Welcome to the latest installment of the IVB Podcast. Today we're putting on our LA Law costumes and analyzing everyone's favorite courtroom drama.
With deadlines looming, there are several unanswered questions swirling around the complicated Biogen Idec-Elan-Johnson & Johnson kerfuffle. Thanks to a federal judge's surprise ruling last week in a Manhattan court, Elan has until Sept. 26 to fix the breach of contract the judge said it committed in its Tysabri licensing relationship.
If it doesn't fix the breach, Elan could lose its half of Tysabri, which stands to hit $1B in sales this year. But in fixing the breach, Elan must also negotiate with J&J, which as part of its sprawling $1.5 billion deal for Elan stock and Alzheimer's assets, thought it had a side deal with Elan to help buy out Biogen's half of Tysabri (an event triggered if and when Biogen is ever bought out).

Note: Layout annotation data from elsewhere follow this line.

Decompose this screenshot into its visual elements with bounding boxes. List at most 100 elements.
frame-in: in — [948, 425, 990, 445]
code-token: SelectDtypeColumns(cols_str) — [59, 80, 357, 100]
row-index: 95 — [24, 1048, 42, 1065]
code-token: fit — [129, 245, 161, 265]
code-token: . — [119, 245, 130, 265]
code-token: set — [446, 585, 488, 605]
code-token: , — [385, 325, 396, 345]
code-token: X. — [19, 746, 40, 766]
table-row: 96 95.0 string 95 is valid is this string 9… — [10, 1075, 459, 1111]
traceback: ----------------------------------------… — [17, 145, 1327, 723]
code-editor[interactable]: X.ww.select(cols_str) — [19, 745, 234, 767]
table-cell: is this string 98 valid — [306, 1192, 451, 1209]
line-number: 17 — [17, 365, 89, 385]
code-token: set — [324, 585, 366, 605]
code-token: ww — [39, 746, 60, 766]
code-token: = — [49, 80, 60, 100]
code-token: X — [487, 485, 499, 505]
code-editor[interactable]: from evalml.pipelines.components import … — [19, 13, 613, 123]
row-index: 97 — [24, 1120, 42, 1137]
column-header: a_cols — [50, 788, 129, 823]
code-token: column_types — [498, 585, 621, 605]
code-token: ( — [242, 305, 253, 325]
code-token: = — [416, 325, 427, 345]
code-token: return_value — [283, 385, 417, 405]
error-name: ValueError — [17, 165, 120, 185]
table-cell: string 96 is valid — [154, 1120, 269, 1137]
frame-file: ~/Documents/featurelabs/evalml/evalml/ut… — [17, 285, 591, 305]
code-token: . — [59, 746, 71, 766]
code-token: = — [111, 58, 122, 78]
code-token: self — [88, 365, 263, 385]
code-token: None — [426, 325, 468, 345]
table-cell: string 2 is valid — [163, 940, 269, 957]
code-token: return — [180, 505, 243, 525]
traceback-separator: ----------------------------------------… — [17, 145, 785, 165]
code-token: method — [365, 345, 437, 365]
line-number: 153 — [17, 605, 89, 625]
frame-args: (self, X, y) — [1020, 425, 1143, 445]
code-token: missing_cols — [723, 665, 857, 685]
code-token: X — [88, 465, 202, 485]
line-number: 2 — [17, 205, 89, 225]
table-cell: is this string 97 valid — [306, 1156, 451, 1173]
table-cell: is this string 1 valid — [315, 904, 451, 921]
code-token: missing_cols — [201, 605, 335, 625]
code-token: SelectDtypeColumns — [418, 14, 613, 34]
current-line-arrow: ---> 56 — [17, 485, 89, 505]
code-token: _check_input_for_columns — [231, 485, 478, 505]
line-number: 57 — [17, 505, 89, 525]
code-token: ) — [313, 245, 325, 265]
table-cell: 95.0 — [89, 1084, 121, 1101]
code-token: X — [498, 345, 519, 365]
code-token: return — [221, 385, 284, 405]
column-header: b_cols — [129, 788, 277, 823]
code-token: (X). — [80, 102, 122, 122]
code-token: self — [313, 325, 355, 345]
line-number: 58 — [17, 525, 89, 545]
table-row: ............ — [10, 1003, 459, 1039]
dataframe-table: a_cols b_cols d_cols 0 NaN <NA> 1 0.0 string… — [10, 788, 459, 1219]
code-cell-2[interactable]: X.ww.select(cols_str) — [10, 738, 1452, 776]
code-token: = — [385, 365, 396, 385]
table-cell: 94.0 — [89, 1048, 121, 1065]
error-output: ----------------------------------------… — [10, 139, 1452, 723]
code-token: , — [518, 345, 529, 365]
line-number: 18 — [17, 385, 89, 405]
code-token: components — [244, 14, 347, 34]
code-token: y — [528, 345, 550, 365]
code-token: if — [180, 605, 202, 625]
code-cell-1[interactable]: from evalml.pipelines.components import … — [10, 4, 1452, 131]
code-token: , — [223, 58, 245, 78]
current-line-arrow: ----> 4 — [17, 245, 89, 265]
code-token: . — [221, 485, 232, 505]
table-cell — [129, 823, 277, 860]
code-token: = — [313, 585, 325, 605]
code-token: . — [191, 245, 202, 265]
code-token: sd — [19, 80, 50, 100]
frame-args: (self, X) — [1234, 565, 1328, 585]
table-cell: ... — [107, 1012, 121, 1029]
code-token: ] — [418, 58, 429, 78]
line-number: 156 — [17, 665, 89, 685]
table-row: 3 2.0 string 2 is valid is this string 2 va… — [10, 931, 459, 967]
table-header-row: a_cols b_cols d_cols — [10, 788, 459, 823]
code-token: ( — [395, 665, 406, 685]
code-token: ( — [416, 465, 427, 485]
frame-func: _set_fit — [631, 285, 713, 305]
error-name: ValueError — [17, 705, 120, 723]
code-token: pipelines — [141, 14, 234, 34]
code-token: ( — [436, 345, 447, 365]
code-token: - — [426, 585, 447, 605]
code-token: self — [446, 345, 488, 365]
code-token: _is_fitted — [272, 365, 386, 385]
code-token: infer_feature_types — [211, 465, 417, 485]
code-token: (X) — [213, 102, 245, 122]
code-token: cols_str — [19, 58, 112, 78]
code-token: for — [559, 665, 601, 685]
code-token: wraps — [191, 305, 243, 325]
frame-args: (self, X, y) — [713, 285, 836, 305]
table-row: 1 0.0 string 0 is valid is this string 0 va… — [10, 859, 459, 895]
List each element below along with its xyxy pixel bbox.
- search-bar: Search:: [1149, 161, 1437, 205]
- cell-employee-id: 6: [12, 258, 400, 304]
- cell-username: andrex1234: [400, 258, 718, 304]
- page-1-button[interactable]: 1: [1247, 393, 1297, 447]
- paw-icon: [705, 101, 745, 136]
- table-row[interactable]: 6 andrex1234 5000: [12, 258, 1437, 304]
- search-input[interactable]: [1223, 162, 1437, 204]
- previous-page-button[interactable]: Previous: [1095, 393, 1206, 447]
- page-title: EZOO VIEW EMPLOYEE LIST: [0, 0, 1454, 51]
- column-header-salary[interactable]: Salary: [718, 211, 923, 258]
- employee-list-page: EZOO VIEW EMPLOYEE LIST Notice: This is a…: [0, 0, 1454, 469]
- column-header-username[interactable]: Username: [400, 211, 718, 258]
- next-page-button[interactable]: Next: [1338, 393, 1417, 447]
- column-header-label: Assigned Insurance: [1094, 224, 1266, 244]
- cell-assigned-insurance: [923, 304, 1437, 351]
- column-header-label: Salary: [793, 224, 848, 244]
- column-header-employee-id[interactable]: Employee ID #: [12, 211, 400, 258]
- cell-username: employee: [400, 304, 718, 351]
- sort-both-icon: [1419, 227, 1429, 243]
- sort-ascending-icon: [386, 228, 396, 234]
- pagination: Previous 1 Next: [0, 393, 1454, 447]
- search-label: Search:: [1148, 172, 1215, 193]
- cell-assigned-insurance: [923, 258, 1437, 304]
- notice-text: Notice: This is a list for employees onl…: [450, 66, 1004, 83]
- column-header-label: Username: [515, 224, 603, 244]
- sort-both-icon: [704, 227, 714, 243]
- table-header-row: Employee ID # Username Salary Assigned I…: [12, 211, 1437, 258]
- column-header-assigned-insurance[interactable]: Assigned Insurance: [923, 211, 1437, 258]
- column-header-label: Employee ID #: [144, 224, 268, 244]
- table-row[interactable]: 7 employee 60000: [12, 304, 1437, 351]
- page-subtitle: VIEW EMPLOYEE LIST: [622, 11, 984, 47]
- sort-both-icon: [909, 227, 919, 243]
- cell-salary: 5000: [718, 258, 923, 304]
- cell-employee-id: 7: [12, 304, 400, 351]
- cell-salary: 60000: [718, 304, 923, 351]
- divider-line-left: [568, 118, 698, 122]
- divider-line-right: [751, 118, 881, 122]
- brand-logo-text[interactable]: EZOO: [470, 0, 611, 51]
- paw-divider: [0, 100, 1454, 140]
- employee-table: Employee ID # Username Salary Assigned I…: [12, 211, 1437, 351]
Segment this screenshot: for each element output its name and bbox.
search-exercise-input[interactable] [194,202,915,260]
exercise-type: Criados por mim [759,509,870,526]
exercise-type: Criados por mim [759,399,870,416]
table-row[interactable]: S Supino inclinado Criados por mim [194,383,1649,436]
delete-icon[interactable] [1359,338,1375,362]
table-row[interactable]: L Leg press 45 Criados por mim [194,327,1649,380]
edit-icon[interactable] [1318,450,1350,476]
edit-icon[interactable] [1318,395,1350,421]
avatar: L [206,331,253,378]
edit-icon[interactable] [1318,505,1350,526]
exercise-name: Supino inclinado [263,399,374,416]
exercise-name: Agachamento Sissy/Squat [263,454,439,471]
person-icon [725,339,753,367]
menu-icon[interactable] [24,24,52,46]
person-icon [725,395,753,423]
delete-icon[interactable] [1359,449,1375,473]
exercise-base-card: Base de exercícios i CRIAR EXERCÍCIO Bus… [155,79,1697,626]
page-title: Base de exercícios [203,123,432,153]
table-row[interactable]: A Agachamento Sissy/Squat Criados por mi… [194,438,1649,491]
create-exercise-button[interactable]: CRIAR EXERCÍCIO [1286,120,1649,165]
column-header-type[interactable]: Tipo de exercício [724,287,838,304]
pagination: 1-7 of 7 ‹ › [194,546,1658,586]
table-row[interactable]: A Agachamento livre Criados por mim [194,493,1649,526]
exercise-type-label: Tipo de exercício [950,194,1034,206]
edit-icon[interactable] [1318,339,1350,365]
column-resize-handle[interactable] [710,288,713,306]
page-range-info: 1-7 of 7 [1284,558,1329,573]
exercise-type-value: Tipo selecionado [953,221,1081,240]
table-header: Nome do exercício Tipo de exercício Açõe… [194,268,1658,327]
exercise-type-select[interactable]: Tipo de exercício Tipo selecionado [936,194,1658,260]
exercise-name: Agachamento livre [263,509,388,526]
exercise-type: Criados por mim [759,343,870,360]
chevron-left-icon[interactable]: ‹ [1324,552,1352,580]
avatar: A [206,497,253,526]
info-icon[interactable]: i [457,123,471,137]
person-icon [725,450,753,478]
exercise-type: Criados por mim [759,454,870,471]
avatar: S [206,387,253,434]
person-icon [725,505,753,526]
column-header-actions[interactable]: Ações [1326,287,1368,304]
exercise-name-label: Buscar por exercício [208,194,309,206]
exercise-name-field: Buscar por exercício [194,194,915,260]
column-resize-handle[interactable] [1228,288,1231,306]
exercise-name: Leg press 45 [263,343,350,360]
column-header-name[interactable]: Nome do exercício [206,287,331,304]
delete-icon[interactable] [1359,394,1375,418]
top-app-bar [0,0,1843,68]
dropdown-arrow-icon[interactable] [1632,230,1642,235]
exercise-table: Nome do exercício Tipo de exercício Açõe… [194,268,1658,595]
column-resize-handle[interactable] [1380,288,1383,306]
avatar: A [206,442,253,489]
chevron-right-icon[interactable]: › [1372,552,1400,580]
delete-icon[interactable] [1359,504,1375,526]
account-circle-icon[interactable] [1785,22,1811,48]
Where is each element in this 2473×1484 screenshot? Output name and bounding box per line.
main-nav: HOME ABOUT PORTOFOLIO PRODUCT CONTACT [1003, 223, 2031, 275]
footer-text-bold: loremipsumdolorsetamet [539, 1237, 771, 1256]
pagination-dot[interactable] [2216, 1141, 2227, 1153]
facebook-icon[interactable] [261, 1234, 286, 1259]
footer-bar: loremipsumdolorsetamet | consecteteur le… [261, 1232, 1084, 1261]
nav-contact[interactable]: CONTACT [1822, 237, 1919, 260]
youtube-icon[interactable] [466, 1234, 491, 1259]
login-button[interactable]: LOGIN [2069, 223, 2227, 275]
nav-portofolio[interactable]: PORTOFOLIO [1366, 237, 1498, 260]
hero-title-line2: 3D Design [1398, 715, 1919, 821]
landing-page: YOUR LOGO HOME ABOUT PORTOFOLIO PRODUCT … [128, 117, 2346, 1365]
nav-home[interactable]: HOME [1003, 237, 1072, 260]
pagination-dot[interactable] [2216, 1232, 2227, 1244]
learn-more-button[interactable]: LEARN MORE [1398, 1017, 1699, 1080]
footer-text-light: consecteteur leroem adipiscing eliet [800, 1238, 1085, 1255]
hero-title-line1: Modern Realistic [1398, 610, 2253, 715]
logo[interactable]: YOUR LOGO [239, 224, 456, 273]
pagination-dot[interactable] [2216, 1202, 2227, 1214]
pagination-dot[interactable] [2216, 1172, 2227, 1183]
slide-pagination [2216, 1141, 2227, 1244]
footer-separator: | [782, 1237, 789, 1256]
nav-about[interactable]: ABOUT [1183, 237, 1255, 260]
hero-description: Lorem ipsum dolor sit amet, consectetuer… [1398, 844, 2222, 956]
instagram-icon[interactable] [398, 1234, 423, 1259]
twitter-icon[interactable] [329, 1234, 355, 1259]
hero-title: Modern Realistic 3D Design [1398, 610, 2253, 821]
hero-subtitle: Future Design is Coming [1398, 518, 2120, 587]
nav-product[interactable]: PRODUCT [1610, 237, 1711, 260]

Confused yet? Hang on: This side deal, though, turned out to be the source of the breach, the judge said -- by giving J&J the option to help with the financing, Elan had assigned its Tysabri rights without its partner Biogen's consent. And if J&J doesn't like the way Elan is reworking the side deal, it can walk away from the entire Elan/Alzheimer's deal on Sept. 15.